One of Black & Veatch’s proprietary engineering concepts is what it calls ‘ZEV Multi-Energy Hubs.’ ZEV stands for Zero Emission Vehicles. These are vehicle fuelling stations that include electric vehicle (EV) charging, natural gas, low carbon fuels and, eventually, hydrogen fuels. All these can be packaged in a single location that creates its own power supply, sells EV charging and low-carbon fuels, and exports electricity.
What makes the ZEV Multi-Energy Hub a game-changer is the ability to generate its own fuel onsite – electricity from solar and battery power or hydrogen. Derived from natural gas or electrolysis, hydrogen can be used to power electricity generators, but also as a transportation fuel for vehicles with hydrogen fuel cells.

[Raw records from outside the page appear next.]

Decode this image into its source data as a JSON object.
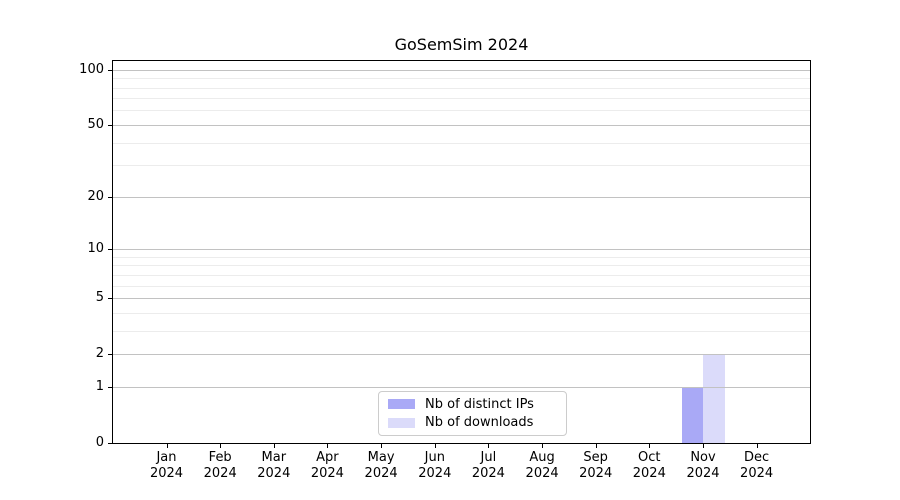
{
  "figure": {
    "background": "#ffffff"
  },
  "chart_data": {
    "type": "bar",
    "title": "GoSemSim 2024",
    "x_axis": {
      "months": [
        "Jan",
        "Feb",
        "Mar",
        "Apr",
        "May",
        "Jun",
        "Jul",
        "Aug",
        "Sep",
        "Oct",
        "Nov",
        "Dec"
      ],
      "year": "2024"
    },
    "y_axis": {
      "scale": "log1p",
      "tick_values": [
        0,
        1,
        2,
        5,
        10,
        20,
        50,
        100
      ],
      "minor_gridline_values": [
        3,
        4,
        6,
        7,
        8,
        9,
        30,
        40,
        60,
        70,
        80,
        90
      ],
      "ylim": [
        0,
        111.4
      ],
      "grid": "horizontal"
    },
    "series": [
      {
        "name": "Nb of distinct IPs",
        "color": "#a9a9f6",
        "values": [
          0,
          0,
          0,
          0,
          0,
          0,
          0,
          0,
          0,
          0,
          1,
          0
        ]
      },
      {
        "name": "Nb of downloads",
        "color": "#dbdbfa",
        "values": [
          0,
          0,
          0,
          0,
          0,
          0,
          0,
          0,
          0,
          0,
          2,
          0
        ]
      }
    ],
    "legend": {
      "position": "lower-center"
    }
  },
  "colors": {
    "major_grid": "#c2c2c2",
    "minor_grid": "#ececec",
    "axis": "#000000",
    "text": "#000000",
    "legend_border": "#cccccc"
  }
}
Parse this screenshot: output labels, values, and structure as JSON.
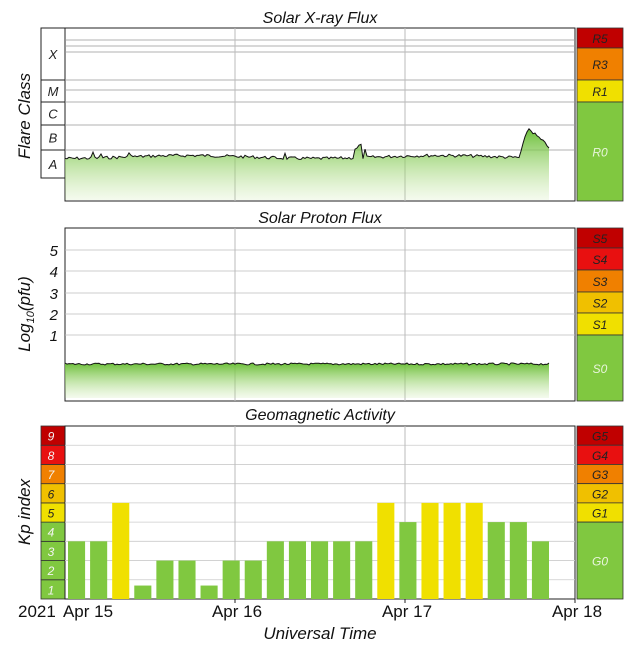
{
  "chart_data": [
    {
      "type": "area",
      "title": "Solar X-ray Flux",
      "ylabel": "Flare Class",
      "y_classes": [
        "X",
        "M",
        "C",
        "B",
        "A"
      ],
      "scale_label": "R0",
      "scale_levels": [
        "R5",
        "R3",
        "R1",
        "R0"
      ],
      "scale_colors": [
        "#c00000",
        "#f08000",
        "#f0e000",
        "#80c840"
      ],
      "note": "Background flux near A–B class, small C-level rise near Apr 18"
    },
    {
      "type": "area",
      "title": "Solar Proton Flux",
      "ylabel": "Log10(pfu)",
      "ylabel_main": "Log",
      "ylabel_sub": "10",
      "ylabel_tail": "(pfu)",
      "yticks": [
        "1",
        "2",
        "3",
        "4",
        "5"
      ],
      "scale_levels": [
        "S5",
        "S4",
        "S3",
        "S2",
        "S1",
        "S0"
      ],
      "scale_colors": [
        "#c00000",
        "#e81010",
        "#f08000",
        "#f0c000",
        "#f0e000",
        "#80c840"
      ]
    },
    {
      "type": "bar",
      "title": "Geomagnetic Activity",
      "ylabel": "Kp index",
      "kp_levels": [
        "1",
        "2",
        "3",
        "4",
        "5",
        "6",
        "7",
        "8",
        "9"
      ],
      "kp_colors": [
        "#80c840",
        "#80c840",
        "#80c840",
        "#80c840",
        "#f0e000",
        "#f0c000",
        "#f08000",
        "#e81010",
        "#c00000"
      ],
      "scale_levels": [
        "G5",
        "G4",
        "G3",
        "G2",
        "G1",
        "G0"
      ],
      "scale_colors": [
        "#c00000",
        "#e81010",
        "#f08000",
        "#f0c000",
        "#f0e000",
        "#80c840"
      ],
      "values": [
        3,
        3,
        5,
        0.7,
        2,
        2,
        0.7,
        2,
        2,
        3,
        3,
        3,
        3,
        3,
        5,
        4,
        5,
        5,
        5,
        4,
        4,
        3
      ],
      "ylim": [
        0,
        9
      ]
    }
  ],
  "xaxis": {
    "year": "2021",
    "labels": [
      "Apr 15",
      "Apr 16",
      "Apr 17",
      "Apr 18"
    ],
    "title": "Universal Time"
  }
}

The company has several projects underway that include EV charging, battery energy storage and solar and is working on plans for hubs that also include natural gas and hydrogen fuel cell charging.
“Truck stops are already starting to deploy EV charging, so there is no reason why they couldn’t put in hydrogen or solar panels and battery storage in the future,” says Kaufman.
Hydrogen is still an expensive option. Making it onsite requires a larger footprint than a traditional filling station, but it has a lot of upsides as well. Truck and automotive OEMs are continuing to pursue hydrogen fuel cells as a power option, and hydrogen, a true zero emissions fuel, is easily created by electrolysis. Plus it’s easy to store. “It’s a great complement to any utility,” says Kaufman.
Black & Veatch has already constructed 19 of the first 39 hydrogen filling stations built in California and is also doing feasibility studies for hydrogen generation and fuelling of mining equipment and hydrogen coal-plant conversions in the western US.
Infrastructure for the future
One of the unique aspects of Black & Veatch is how much the company and its 8,000-plus employees focus on the future of infrastructure. The company does not just bid on jobs when bids are let.
It is aggressively designing whole systems and logistics plans for a newer, more equitable and greener infrastructure to come. They are, to use the Wayne Gretzky ice hockey analogy, “skating to where the puck is going to be.”
For the last 50 years, the US has been failing in this regard. The American Society of Civil Engineers routinely gives the county a grade of C-minus or D for the condition of its infrastructure.
The US cannot afford to make that same mistake again, says Kaufman. “You really do have to think years into the future,” he says. “If you are building infrastructure now you have to ask, will this serve our purposes in 25 years?”